Carlos Márquez

Como Hector Gallo já escreveu (1), no título de nosso próximo Encontro “O Império das Imagens”, deveria ler-se “império” como soberania. Uma soberania que, seguindo as indicações de Foucault, não há de se entender como o que proíbe ou restringe, senão como performativa. Em sua expansão produz constantemente novos modos de ser e de relacionar-se.

Tarrab atribui-lhe o estatuto de uma renegação do real (2). Dando a aparência de um “congelamento do tempo”, faz com que a entropia caia fora do campo do enunciável, pois, sim, “tudo é recuperável”, nada se perde. Porém, se a entropia caiu fora do campo do enunciável, não é sem nosso consentimento, sem nossa participação nessa desordem do mundo.

É uma soberania dócil às ambições de cada um, às ambições de pão e circo. Por isso é tão difícil denunciá-la e faz mentirosas as denuncias que herdamos do século XIX. “Como você o quer?” Pergunta-se ao consumidor nos grupos focais. “O que faço, faço por teus direitos e representando-te”, diz o funcionário ao cidadão dessa nova soberania global.

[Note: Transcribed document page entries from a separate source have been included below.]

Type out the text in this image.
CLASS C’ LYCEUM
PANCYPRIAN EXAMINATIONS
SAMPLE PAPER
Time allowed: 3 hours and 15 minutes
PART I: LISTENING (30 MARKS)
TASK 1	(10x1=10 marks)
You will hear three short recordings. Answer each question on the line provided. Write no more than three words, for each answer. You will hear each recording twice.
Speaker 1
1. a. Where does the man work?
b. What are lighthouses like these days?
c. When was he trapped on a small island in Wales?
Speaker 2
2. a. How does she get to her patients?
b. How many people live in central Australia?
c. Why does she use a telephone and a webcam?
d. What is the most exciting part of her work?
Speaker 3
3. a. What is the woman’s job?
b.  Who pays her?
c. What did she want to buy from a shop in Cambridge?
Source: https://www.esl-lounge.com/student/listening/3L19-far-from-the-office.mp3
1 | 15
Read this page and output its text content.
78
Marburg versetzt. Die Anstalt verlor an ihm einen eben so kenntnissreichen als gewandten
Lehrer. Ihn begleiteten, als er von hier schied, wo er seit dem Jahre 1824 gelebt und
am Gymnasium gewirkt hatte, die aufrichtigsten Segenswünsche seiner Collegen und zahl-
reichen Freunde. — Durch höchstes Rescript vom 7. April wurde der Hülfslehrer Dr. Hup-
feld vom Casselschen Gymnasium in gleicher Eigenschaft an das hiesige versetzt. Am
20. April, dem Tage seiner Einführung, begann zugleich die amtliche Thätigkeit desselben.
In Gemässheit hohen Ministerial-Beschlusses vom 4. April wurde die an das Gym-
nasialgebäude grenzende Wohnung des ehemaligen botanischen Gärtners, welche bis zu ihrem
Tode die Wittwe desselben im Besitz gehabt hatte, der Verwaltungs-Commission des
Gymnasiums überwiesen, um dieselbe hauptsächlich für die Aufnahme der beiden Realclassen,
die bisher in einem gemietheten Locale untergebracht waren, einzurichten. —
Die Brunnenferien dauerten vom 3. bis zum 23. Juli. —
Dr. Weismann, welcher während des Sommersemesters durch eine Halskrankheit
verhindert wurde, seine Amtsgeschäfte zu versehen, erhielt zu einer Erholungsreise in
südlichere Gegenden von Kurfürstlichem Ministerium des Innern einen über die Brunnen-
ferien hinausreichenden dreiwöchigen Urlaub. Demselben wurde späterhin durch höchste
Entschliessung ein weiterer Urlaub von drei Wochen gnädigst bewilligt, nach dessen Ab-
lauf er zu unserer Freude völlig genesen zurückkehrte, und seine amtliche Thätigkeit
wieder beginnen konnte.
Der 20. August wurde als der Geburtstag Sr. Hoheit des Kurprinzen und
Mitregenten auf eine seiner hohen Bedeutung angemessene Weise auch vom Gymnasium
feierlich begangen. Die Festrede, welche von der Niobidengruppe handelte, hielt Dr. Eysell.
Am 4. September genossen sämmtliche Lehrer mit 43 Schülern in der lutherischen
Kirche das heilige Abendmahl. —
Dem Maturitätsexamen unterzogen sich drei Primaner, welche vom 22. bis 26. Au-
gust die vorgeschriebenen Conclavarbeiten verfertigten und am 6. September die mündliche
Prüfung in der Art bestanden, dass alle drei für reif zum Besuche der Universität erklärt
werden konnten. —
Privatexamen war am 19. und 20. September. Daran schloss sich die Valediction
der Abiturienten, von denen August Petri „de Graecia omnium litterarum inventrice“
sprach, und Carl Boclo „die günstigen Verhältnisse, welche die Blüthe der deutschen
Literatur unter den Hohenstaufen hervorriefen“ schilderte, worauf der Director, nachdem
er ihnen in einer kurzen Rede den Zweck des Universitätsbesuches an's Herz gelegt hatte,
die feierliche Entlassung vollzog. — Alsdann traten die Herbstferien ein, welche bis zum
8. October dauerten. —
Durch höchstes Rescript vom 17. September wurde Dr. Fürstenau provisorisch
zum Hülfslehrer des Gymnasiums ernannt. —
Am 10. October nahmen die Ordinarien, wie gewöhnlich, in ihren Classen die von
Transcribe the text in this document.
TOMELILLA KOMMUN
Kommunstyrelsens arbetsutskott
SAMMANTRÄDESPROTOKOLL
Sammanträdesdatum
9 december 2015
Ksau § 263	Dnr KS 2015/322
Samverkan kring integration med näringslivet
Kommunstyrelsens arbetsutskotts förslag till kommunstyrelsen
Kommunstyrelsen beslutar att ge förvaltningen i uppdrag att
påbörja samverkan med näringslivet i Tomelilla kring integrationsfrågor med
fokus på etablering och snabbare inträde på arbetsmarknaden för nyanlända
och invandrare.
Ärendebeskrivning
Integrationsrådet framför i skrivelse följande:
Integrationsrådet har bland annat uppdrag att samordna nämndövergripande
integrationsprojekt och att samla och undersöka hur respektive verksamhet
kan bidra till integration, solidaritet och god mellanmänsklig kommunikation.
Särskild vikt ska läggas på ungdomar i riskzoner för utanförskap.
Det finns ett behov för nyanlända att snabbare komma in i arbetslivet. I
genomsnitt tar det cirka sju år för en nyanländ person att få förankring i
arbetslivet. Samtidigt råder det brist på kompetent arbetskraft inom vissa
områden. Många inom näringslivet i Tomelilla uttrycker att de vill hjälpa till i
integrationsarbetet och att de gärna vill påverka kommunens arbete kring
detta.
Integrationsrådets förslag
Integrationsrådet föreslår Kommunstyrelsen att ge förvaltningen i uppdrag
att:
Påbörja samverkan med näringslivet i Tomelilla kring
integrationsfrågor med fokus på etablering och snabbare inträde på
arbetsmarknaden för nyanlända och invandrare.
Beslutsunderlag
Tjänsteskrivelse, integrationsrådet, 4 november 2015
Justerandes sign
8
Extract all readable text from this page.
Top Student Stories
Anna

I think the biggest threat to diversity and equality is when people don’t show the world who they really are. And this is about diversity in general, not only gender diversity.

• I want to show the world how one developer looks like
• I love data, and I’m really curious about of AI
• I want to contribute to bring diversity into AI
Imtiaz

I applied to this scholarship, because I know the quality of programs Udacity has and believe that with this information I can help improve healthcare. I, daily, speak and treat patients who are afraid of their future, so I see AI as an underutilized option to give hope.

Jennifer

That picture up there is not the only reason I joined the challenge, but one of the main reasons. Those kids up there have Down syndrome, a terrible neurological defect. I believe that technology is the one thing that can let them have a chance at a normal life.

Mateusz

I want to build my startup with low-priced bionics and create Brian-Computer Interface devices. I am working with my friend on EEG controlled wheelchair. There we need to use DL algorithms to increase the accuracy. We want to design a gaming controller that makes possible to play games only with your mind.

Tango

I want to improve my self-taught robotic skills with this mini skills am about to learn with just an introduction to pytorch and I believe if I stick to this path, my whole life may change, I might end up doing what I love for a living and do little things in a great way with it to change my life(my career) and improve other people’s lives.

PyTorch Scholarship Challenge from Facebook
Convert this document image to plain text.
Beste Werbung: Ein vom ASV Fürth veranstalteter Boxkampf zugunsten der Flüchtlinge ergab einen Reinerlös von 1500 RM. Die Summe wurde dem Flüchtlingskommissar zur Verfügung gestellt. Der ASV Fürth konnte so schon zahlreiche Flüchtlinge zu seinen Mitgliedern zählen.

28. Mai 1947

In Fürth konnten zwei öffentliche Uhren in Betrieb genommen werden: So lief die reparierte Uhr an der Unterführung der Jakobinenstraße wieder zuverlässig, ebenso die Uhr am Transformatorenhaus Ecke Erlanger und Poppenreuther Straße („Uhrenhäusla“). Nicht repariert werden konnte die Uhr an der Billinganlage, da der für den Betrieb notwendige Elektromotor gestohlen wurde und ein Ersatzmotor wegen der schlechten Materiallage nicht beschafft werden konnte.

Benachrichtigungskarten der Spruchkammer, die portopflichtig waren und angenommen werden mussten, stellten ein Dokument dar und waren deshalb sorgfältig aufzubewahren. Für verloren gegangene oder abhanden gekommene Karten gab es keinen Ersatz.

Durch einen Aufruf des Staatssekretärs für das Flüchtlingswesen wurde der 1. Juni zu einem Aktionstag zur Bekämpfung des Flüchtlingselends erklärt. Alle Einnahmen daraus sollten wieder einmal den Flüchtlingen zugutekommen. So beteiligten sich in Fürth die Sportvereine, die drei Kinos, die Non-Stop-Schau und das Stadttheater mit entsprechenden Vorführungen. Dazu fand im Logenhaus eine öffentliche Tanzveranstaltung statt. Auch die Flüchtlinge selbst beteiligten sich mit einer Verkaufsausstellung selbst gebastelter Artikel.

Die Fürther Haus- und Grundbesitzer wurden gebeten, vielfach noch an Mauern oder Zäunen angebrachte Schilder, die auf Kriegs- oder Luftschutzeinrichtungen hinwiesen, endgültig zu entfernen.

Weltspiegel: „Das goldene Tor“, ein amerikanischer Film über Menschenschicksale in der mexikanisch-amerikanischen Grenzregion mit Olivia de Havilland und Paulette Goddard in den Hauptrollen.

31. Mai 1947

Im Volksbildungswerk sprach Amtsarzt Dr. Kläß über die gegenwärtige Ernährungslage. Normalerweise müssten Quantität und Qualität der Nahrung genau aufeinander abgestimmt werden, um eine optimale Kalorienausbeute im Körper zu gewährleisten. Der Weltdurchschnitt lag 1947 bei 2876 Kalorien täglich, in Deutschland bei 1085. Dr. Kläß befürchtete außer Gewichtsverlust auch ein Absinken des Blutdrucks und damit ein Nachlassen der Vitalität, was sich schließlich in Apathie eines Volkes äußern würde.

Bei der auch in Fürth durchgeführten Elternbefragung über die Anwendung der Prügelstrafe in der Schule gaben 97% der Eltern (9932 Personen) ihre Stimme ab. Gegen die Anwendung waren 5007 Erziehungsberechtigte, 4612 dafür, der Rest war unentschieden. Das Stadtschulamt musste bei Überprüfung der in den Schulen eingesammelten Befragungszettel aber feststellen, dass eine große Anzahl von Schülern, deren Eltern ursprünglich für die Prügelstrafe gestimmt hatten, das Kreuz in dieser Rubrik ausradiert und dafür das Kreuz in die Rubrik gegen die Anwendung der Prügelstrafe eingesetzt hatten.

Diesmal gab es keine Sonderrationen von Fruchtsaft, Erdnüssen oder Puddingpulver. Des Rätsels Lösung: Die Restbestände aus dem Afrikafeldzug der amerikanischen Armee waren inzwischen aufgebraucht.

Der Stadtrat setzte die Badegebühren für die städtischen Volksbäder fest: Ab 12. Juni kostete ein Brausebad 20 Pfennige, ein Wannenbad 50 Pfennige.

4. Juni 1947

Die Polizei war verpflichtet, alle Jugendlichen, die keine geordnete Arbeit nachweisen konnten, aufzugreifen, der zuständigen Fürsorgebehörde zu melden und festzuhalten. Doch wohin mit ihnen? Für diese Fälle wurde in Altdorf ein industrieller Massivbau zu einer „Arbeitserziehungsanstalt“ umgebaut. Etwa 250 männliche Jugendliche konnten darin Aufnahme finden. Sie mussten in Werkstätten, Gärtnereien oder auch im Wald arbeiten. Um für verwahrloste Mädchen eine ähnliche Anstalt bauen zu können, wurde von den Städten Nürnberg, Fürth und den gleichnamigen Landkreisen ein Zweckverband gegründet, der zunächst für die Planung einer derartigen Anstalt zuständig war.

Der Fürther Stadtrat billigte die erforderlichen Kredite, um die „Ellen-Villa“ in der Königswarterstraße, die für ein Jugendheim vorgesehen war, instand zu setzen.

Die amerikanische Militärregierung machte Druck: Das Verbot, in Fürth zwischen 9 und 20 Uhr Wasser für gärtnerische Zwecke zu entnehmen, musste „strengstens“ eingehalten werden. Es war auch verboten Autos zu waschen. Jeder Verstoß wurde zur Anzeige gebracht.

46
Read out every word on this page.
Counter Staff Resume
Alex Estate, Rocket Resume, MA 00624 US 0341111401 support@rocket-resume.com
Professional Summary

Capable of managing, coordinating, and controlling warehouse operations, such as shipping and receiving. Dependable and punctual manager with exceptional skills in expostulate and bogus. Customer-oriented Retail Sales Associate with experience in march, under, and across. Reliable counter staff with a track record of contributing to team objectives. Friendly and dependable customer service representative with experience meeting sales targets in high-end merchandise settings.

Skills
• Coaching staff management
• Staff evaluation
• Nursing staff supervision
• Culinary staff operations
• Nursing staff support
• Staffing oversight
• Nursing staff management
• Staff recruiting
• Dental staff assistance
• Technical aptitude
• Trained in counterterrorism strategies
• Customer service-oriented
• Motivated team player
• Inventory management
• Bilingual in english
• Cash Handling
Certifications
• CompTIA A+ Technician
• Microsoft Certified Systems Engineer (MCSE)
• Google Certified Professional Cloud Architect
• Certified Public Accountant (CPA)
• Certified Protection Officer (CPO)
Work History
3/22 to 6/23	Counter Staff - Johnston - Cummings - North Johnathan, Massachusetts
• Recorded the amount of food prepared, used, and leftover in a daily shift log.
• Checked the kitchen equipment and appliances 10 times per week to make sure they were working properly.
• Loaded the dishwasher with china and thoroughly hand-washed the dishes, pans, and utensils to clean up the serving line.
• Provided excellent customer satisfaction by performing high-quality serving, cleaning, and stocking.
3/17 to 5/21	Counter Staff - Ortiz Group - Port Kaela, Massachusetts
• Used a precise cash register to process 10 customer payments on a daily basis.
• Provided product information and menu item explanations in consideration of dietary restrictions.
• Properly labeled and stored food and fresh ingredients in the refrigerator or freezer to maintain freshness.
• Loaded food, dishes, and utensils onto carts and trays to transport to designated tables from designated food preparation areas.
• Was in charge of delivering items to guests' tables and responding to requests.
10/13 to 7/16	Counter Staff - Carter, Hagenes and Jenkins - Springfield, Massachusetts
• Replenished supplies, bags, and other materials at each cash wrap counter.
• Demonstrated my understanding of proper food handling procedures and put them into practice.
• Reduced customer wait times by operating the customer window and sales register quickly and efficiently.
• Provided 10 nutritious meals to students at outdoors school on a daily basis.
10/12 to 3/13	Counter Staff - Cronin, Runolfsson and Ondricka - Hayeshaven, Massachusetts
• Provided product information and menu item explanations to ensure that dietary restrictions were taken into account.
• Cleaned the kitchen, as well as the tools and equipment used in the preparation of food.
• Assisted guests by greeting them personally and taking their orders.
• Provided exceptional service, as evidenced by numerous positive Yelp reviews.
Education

Não mais automóveis pretos idênticos saindo das linhas de montagem, não mais uma soberania que se exerce em nome do direito do soberano, condensador da nação, única exceção à condição de sujeito (sujet, súdito). A soberania reside no povo, dizem as constituições e, portanto, aquele que manda é o mandatário. Porém, mais além delas, constitui-se a partir da imanência dos corpos que nascem com um determinado catálogo de direitos. Até onde este é um corpo vivo, pulsional, e até onde é uma tela imaginária onde se projetam as necessidades que a ciência lança, é o que se põe em jogo no campo de batalha aberto entre os mercados e as burocracias.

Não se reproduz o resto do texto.